Monday, May 9, 2011

Modern Art Monday — Francis Alÿs

Francis Alÿs, born in Belgium as Francis de Smedt in 1959, has made his home in Mexico City since 1985. He initially went there to fulfill his Belgian civil service requirement, and ended up staying, taking the name Alÿs to frustrate the Belgian authorities. He eventually joined up with artists and developed his own unique style.

He has completed numerous projects, including walking through Jerusalem along the 1948 partition lines while holding a can of leaking paint, letting a live fox loose in London's National Portrait Gallery after hours and then using the CCTV footage to make a film, walking through a crowded Mexico City street with a loaded Beretta until he is arrested, and many others. You can view his films, both those in the public domain and those which can only be viewed online, at his official website here (warning: they are addicting).

In the picture above, Alÿs is standing amongst day laborers, who have signs advertising their particular skills.He lists his as tourist. I love this picture; it appeals to my quirky sense of humor.
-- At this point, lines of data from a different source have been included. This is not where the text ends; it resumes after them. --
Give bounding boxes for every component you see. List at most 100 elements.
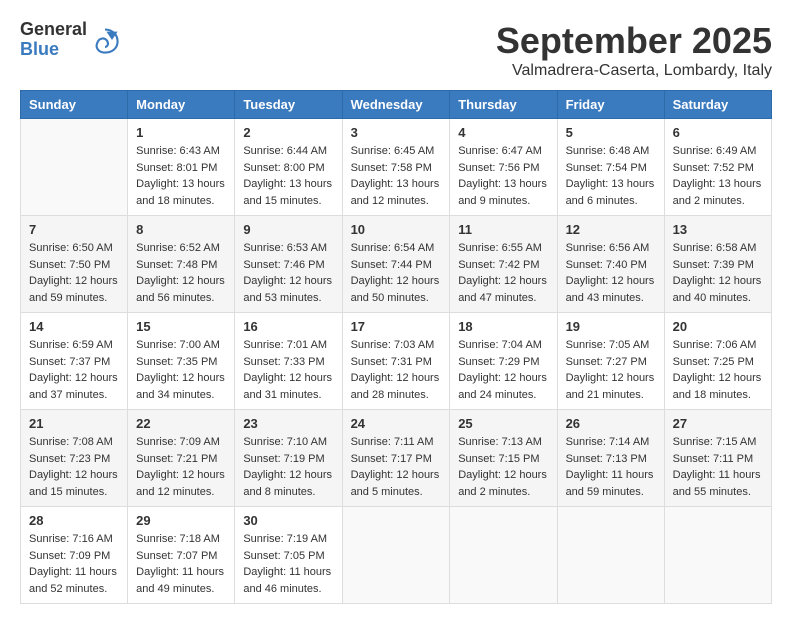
sunrise-label: Sunrise: 7:00 AM: [136, 339, 220, 351]
sunset-label: Sunset: 7:42 PM: [458, 259, 539, 271]
sunset-label: Sunset: 7:35 PM: [136, 356, 217, 368]
day-number: 29: [136, 513, 226, 528]
calendar-cell: 2 Sunrise: 6:44 AM Sunset: 8:00 PM Dayli…: [235, 119, 342, 216]
logo: General Blue: [20, 20, 119, 60]
sunrise-label: Sunrise: 6:58 AM: [673, 242, 757, 254]
calendar-cell: 11 Sunrise: 6:55 AM Sunset: 7:42 PM Dayl…: [450, 216, 557, 313]
day-number: 17: [351, 319, 442, 334]
sunset-label: Sunset: 7:56 PM: [458, 162, 539, 174]
daylight-label: Daylight: 11 hours and 49 minutes.: [136, 566, 224, 595]
daylight-label: Daylight: 12 hours and 43 minutes.: [566, 275, 655, 304]
day-info: Sunrise: 7:09 AM Sunset: 7:21 PM Dayligh…: [136, 434, 226, 500]
sunrise-label: Sunrise: 7:10 AM: [243, 436, 327, 448]
day-number: 25: [458, 416, 548, 431]
sunset-label: Sunset: 8:01 PM: [136, 162, 217, 174]
sunrise-label: Sunrise: 7:09 AM: [136, 436, 220, 448]
day-info: Sunrise: 6:59 AM Sunset: 7:37 PM Dayligh…: [29, 337, 119, 403]
sunrise-label: Sunrise: 6:44 AM: [243, 145, 327, 157]
calendar-cell: [342, 507, 450, 604]
calendar-cell: 12 Sunrise: 6:56 AM Sunset: 7:40 PM Dayl…: [557, 216, 664, 313]
calendar-table: SundayMondayTuesdayWednesdayThursdayFrid…: [20, 90, 772, 604]
day-info: Sunrise: 7:10 AM Sunset: 7:19 PM Dayligh…: [243, 434, 333, 500]
day-info: Sunrise: 7:15 AM Sunset: 7:11 PM Dayligh…: [673, 434, 763, 500]
sunrise-label: Sunrise: 7:14 AM: [566, 436, 650, 448]
calendar-cell: 22 Sunrise: 7:09 AM Sunset: 7:21 PM Dayl…: [128, 410, 235, 507]
sunset-label: Sunset: 7:09 PM: [29, 550, 110, 562]
day-info: Sunrise: 6:49 AM Sunset: 7:52 PM Dayligh…: [673, 143, 763, 209]
calendar-week-row: 1 Sunrise: 6:43 AM Sunset: 8:01 PM Dayli…: [21, 119, 772, 216]
sunset-label: Sunset: 7:40 PM: [566, 259, 647, 271]
day-info: Sunrise: 7:03 AM Sunset: 7:31 PM Dayligh…: [351, 337, 442, 403]
calendar-week-row: 14 Sunrise: 6:59 AM Sunset: 7:37 PM Dayl…: [21, 313, 772, 410]
sunrise-label: Sunrise: 6:56 AM: [566, 242, 650, 254]
calendar-cell: 5 Sunrise: 6:48 AM Sunset: 7:54 PM Dayli…: [557, 119, 664, 216]
calendar-week-row: 28 Sunrise: 7:16 AM Sunset: 7:09 PM Dayl…: [21, 507, 772, 604]
sunset-label: Sunset: 7:23 PM: [29, 453, 110, 465]
weekday-header: Wednesday: [342, 91, 450, 119]
day-number: 19: [566, 319, 656, 334]
day-info: Sunrise: 7:14 AM Sunset: 7:13 PM Dayligh…: [566, 434, 656, 500]
sunset-label: Sunset: 7:19 PM: [243, 453, 324, 465]
sunrise-label: Sunrise: 7:08 AM: [29, 436, 113, 448]
sunrise-label: Sunrise: 7:13 AM: [458, 436, 542, 448]
calendar-cell: 8 Sunrise: 6:52 AM Sunset: 7:48 PM Dayli…: [128, 216, 235, 313]
day-number: 3: [351, 125, 442, 140]
day-info: Sunrise: 6:43 AM Sunset: 8:01 PM Dayligh…: [136, 143, 226, 209]
calendar-cell: 21 Sunrise: 7:08 AM Sunset: 7:23 PM Dayl…: [21, 410, 128, 507]
sunrise-label: Sunrise: 7:18 AM: [136, 533, 220, 545]
day-number: 27: [673, 416, 763, 431]
sunset-label: Sunset: 7:52 PM: [673, 162, 754, 174]
daylight-label: Daylight: 12 hours and 59 minutes.: [29, 275, 118, 304]
calendar-header-row: SundayMondayTuesdayWednesdayThursdayFrid…: [21, 91, 772, 119]
calendar-cell: 20 Sunrise: 7:06 AM Sunset: 7:25 PM Dayl…: [664, 313, 771, 410]
calendar-cell: 10 Sunrise: 6:54 AM Sunset: 7:44 PM Dayl…: [342, 216, 450, 313]
sunrise-label: Sunrise: 7:01 AM: [243, 339, 327, 351]
day-number: 23: [243, 416, 333, 431]
logo-general: General: [20, 20, 87, 40]
day-info: Sunrise: 7:04 AM Sunset: 7:29 PM Dayligh…: [458, 337, 548, 403]
day-info: Sunrise: 7:19 AM Sunset: 7:05 PM Dayligh…: [243, 531, 333, 597]
sunset-label: Sunset: 7:27 PM: [566, 356, 647, 368]
sunset-label: Sunset: 7:25 PM: [673, 356, 754, 368]
daylight-label: Daylight: 11 hours and 55 minutes.: [673, 469, 761, 498]
calendar-cell: 30 Sunrise: 7:19 AM Sunset: 7:05 PM Dayl…: [235, 507, 342, 604]
day-info: Sunrise: 6:44 AM Sunset: 8:00 PM Dayligh…: [243, 143, 333, 209]
title-block: September 2025 Valmadrera-Caserta, Lomba…: [496, 20, 772, 80]
day-number: 15: [136, 319, 226, 334]
daylight-label: Daylight: 11 hours and 59 minutes.: [566, 469, 654, 498]
daylight-label: Daylight: 12 hours and 40 minutes.: [673, 275, 762, 304]
daylight-label: Daylight: 12 hours and 50 minutes.: [351, 275, 440, 304]
daylight-label: Daylight: 12 hours and 18 minutes.: [673, 372, 762, 401]
daylight-label: Daylight: 12 hours and 2 minutes.: [458, 469, 547, 498]
weekday-header: Friday: [557, 91, 664, 119]
sunrise-label: Sunrise: 6:47 AM: [458, 145, 542, 157]
daylight-label: Daylight: 12 hours and 53 minutes.: [243, 275, 332, 304]
sunset-label: Sunset: 7:13 PM: [566, 453, 647, 465]
sunrise-label: Sunrise: 7:04 AM: [458, 339, 542, 351]
day-info: Sunrise: 7:18 AM Sunset: 7:07 PM Dayligh…: [136, 531, 226, 597]
logo-blue: Blue: [20, 40, 87, 60]
day-number: 13: [673, 222, 763, 237]
day-number: 1: [136, 125, 226, 140]
weekday-header: Thursday: [450, 91, 557, 119]
logo-icon: [91, 26, 119, 54]
weekday-header: Monday: [128, 91, 235, 119]
calendar-cell: [450, 507, 557, 604]
month-title: September 2025: [496, 20, 772, 62]
sunset-label: Sunset: 7:29 PM: [458, 356, 539, 368]
day-number: 6: [673, 125, 763, 140]
sunrise-label: Sunrise: 6:50 AM: [29, 242, 113, 254]
daylight-label: Daylight: 12 hours and 28 minutes.: [351, 372, 440, 401]
daylight-label: Daylight: 12 hours and 56 minutes.: [136, 275, 225, 304]
sunset-label: Sunset: 7:17 PM: [351, 453, 432, 465]
sunset-label: Sunset: 7:31 PM: [351, 356, 432, 368]
daylight-label: Daylight: 13 hours and 6 minutes.: [566, 178, 655, 207]
day-info: Sunrise: 7:06 AM Sunset: 7:25 PM Dayligh…: [673, 337, 763, 403]
sunrise-label: Sunrise: 7:06 AM: [673, 339, 757, 351]
sunset-label: Sunset: 7:05 PM: [243, 550, 324, 562]
sunrise-label: Sunrise: 7:19 AM: [243, 533, 327, 545]
day-number: 7: [29, 222, 119, 237]
sunrise-label: Sunrise: 7:11 AM: [351, 436, 434, 448]
day-number: 26: [566, 416, 656, 431]
calendar-cell: 29 Sunrise: 7:18 AM Sunset: 7:07 PM Dayl…: [128, 507, 235, 604]
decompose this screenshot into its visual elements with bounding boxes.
His latest project, Tornado, was filmed over a ten-year-period and shows a man (Alÿs) repeatedly running into a tornado. Apparently tornadoes in Mexico are different from the those in the northern part of the continent, and only appear a few days every year. Nor are they as big as their northern counterparts, so Alÿs was repeatedly knocked down but never able to levitate, to his great disappointment. The tornadoes mainly consist of ashes and volcanic dust which would then destroy Alÿs's cameras. His doctor complained to him that he must either give up smoking cigarettes or running into tornadoes as his lungs were being destroyed as well. Alÿs, characteristically, chose to give up cigarettes.